Councilmember’s assault case continued to Oct. 1 for review
EAGLE – Breckenridge Town Councilmember J.B. Katz’s domestic violence case has been continued until Oct. 1 so Eagle County Deputy District Attorney Nate Fehrmann can review the case.
According to Eagle County Judge Fred Gannett, Summit County Deputy District Attorney Tamar Fitzgerald gave the case to Fehrmann when she transferred to the Fifth Judicial District’s Clear Creek County office.
Katz is scheduled to appear in court via telephone in the Oct. 1 plea and sentencing.
She is charged with domestic violence and resisting arrest, both misdemeanor offenses, after an incident at the home of Katz’s ex-boyfriend, Andy Fisker, April 1.
According to Summit County Sheriff’s Office reports, the two got into an argument when he returned home from work that afternoon, and when Fisker tried to leave, she blocked his path to the car and struck a rear window with a rock.
Sheriff’s Office reports indicate that when Breckenridge police and sheriff’s deputies arrived at the house to investigate later that day, Katz resisted arrest and allegedly bit one of the police officers on the shoulder as he was trying to put her in the police car.
When sheriff’s officers questioned Katz later at the jail, she said she had not tried to block her boyfriend from getting into his vehicle and that she didn’t remember striking the car’s window with a rock.

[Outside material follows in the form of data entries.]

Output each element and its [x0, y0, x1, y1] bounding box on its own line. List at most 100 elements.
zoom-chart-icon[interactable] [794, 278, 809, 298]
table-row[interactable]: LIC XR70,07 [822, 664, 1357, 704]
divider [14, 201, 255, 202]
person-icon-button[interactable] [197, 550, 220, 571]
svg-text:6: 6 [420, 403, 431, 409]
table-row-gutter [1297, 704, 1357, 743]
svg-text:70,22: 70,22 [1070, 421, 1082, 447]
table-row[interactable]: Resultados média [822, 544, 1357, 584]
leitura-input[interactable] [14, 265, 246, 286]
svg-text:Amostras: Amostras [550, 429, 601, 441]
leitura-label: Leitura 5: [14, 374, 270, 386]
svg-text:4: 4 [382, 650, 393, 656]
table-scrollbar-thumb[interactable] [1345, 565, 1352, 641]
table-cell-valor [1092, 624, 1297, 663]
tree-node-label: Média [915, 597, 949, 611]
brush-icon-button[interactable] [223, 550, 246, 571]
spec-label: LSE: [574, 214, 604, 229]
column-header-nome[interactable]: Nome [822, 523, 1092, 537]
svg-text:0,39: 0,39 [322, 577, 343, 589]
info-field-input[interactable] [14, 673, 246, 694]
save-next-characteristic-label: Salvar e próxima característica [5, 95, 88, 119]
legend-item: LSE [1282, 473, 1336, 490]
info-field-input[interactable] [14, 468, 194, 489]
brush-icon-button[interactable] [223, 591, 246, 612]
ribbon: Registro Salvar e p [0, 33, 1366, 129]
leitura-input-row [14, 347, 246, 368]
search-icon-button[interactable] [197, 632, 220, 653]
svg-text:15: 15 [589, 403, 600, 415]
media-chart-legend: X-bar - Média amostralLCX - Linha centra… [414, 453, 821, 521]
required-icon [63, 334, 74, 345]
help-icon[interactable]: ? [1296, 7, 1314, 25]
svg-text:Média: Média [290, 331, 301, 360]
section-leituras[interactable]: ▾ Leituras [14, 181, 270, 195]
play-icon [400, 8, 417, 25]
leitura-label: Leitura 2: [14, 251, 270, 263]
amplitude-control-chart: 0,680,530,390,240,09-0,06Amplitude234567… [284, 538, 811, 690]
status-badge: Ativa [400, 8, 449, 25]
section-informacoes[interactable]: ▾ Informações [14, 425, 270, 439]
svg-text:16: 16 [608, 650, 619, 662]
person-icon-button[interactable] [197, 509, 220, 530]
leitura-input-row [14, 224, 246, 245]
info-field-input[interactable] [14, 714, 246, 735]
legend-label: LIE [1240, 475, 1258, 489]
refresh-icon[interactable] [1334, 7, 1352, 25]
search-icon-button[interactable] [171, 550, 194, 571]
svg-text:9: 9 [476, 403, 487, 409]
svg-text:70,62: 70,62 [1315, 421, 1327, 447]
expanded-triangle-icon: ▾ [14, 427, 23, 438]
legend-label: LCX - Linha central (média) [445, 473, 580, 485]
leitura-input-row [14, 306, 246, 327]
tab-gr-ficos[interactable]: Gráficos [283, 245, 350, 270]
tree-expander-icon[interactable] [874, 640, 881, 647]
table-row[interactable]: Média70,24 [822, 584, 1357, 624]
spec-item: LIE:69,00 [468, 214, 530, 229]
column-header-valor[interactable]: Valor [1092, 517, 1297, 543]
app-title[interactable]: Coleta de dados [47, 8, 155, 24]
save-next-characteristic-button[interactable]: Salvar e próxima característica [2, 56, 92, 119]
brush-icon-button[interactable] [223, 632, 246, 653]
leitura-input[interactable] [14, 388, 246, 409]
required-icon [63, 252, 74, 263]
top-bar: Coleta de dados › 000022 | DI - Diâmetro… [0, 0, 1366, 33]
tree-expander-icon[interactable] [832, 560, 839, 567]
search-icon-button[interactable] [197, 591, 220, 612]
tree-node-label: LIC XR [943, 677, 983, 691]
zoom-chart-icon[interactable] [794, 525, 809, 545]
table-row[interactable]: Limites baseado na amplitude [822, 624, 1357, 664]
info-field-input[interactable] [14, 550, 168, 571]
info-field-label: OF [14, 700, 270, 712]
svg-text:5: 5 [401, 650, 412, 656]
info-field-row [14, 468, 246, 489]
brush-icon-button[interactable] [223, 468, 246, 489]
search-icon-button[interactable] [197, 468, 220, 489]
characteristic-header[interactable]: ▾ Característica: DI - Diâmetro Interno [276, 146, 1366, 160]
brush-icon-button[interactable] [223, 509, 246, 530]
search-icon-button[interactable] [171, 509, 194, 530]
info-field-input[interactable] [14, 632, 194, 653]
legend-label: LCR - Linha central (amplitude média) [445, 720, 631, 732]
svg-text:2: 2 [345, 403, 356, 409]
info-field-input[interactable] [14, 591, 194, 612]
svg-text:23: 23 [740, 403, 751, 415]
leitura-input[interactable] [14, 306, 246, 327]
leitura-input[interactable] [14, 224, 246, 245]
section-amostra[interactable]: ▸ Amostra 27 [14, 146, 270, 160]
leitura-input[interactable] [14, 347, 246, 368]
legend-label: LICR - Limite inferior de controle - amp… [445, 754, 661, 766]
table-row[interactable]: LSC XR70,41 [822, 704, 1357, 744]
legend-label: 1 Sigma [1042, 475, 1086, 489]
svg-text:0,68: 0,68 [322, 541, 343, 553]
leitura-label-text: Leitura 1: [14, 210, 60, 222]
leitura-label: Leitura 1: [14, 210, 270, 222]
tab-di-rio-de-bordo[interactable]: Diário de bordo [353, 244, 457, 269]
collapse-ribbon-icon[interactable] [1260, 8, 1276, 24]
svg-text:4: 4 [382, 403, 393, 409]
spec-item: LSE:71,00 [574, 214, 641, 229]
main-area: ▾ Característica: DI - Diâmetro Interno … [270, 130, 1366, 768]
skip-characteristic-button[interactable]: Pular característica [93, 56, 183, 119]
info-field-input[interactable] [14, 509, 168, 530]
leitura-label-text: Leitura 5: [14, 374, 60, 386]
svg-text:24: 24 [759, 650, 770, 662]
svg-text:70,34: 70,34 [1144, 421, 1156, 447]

Katz has repeatedly declined comment.
Police arrested her two days later for returning to her boyfriend’s house in violation of her restraining order.
Police also arrested Fisker for leaving profane messages on her answering machine, but the district attorney declined to press charges after determining the comments were directed toward a computer Katz had taken from the house, and not at Katz herself.
Fifth Judicial District Attorney Mark Hurlbert extended a plea offer that would defer judgment and sentencing on the criminal mischief and domestic violence charge for two years, but Katz would, in turn, have to enter a plea to the resisting arrest charge.
If she accepts the terms of the agreement, she would have to take 36 weeks of domestic violence classes and stay out of trouble for two years. The judge would, in turn, drop the charges. She also would have to enter a plea – either guilty or not guilty – to the resisting arrest charge.
However, if she decides not to accept the offer, Katz will face a jury trial on both charges. If she is convicted on the two Class 2 misdemeanors, Katz could serve up to a year in county jail on each charge, Hurlbert said.
The case was moved to Eagle because Katz has reopened her law practice after closing it this summer, and local judges felt they might have a conflict of interest if they heard the case.
At the time of the incident, some Breckenridge residents criticized her for having moved out of town last ski season, but kept her seat on the town council. Town council members are required to live within the town limits or forfeit their seat.
Katz, however, owns a condo at the south end of town and said last fall she would either move back into it after the season or give up her seat on the council if she were to continue living at Fisker’s house in Ten Mile Vista near the golf course. She now lives at Longbranch Condominiums on Wellington Street.